We concluded the referenced ineffective assistance of counsel allegations were facially sufficient to show a basis for relief, and requested a response from the state in accordance with the procedure outlined in Toler v. State, 493 So.2d 489 (Fla. 1st DCA 1986). The state’s response candidly recognizes that the specific allegations at issue cannot be refuted on the basis of the record before this court. The state further recognizes that reference to matters outside the record contravenes Florida Rule of Appellate Procedure 9.140(g). Despite this express recognition of the confines of the appellate process, counsel for the state has attached a voluminous appendix taken from the record on direct appeal, which purportedly demonstrates the “bogus” nature of appellant’s claims.
Contrary to the trial court’s ruling, ineffective assistance of counsel allegations are not ordinarily reviewable by direct appeal, but are properly raised in a motion for post-conviction relief. Loren v. State, 601 So.2d 271 (Fla. 1st DCA 1992). We consider the state’s admitted inability to refute the facially sufficient allegations of ineffective assistance of counsel without recourse to matters outside the record, warrants reversal of that portion of the order which denied appellant’s ineffective assistance of counsel claims.
In a related vein, we grant appellant’s motion to strike the appendix attached to the state’s response. A trial court’s failure to attach portions of the record refuting the allegations of a rule 3.850 motion cannot be remedied on appeal by the state’s attempt to furnish material refuting the prisoner’s claims. See Thames v. State, 454 So.2d 1061 (Fla. 1st DCA 1984); Griffin v. State, 573 So.2d 979 (Fla. 5th DCA 1991). The appendix provided by the state in this case was not *322considered by the trial court in ruling on the motion for post-conviction relief, and cannot be considered by this court in determining the propriety of the trial court’s order.
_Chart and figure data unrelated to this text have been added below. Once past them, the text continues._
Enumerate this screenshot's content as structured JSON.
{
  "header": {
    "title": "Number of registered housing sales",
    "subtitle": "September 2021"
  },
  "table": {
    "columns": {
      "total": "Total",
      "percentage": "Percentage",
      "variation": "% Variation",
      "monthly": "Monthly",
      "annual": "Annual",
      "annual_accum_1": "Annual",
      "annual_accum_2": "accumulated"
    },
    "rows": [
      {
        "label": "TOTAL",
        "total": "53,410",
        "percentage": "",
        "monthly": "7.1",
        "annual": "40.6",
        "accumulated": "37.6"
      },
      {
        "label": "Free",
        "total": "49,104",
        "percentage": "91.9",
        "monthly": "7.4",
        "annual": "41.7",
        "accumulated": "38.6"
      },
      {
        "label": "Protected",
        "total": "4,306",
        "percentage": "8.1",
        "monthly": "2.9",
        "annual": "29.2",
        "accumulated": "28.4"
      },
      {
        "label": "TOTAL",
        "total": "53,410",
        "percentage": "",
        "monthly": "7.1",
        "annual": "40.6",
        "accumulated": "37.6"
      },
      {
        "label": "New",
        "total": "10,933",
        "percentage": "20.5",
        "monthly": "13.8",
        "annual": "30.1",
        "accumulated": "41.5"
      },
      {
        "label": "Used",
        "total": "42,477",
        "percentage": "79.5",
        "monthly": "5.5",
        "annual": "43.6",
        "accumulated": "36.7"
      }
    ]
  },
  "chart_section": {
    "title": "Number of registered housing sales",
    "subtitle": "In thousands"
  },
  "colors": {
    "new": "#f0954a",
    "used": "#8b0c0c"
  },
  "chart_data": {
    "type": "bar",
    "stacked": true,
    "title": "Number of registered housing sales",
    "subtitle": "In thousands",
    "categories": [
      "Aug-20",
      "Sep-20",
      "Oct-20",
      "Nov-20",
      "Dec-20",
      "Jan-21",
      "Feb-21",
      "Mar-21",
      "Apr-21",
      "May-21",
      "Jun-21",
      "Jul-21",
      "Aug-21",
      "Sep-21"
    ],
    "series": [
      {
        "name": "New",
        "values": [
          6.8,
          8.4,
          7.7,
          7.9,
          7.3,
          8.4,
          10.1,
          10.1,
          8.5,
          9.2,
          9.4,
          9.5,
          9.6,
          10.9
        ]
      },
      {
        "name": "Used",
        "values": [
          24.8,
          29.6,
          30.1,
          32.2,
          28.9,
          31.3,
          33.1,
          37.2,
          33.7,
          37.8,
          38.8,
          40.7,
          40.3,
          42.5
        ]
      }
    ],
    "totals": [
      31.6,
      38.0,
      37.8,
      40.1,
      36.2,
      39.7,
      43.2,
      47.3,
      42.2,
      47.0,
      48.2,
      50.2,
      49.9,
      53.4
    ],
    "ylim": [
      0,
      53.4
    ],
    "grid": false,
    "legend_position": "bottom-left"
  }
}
Accordingly, we reverse that portion of the order denying appellant’s ineffective assistance of counsel allegations, insofar as they pertain to counsel’s failure to depose the state’s crime scene investigator concerning allegedly exculpatory fingerprint and footprint evidence, and counsel’s failure to inquire further of Donna McClain and Michael Lee Roberts as to appellant’s alleged purchase of property which he was convicted of stealing. We remand these matters for attachment of portions of the record refuting the claims, or for an evidentiary hearing.
ERVIN, JOANOS and MICKLE, JJ., concur.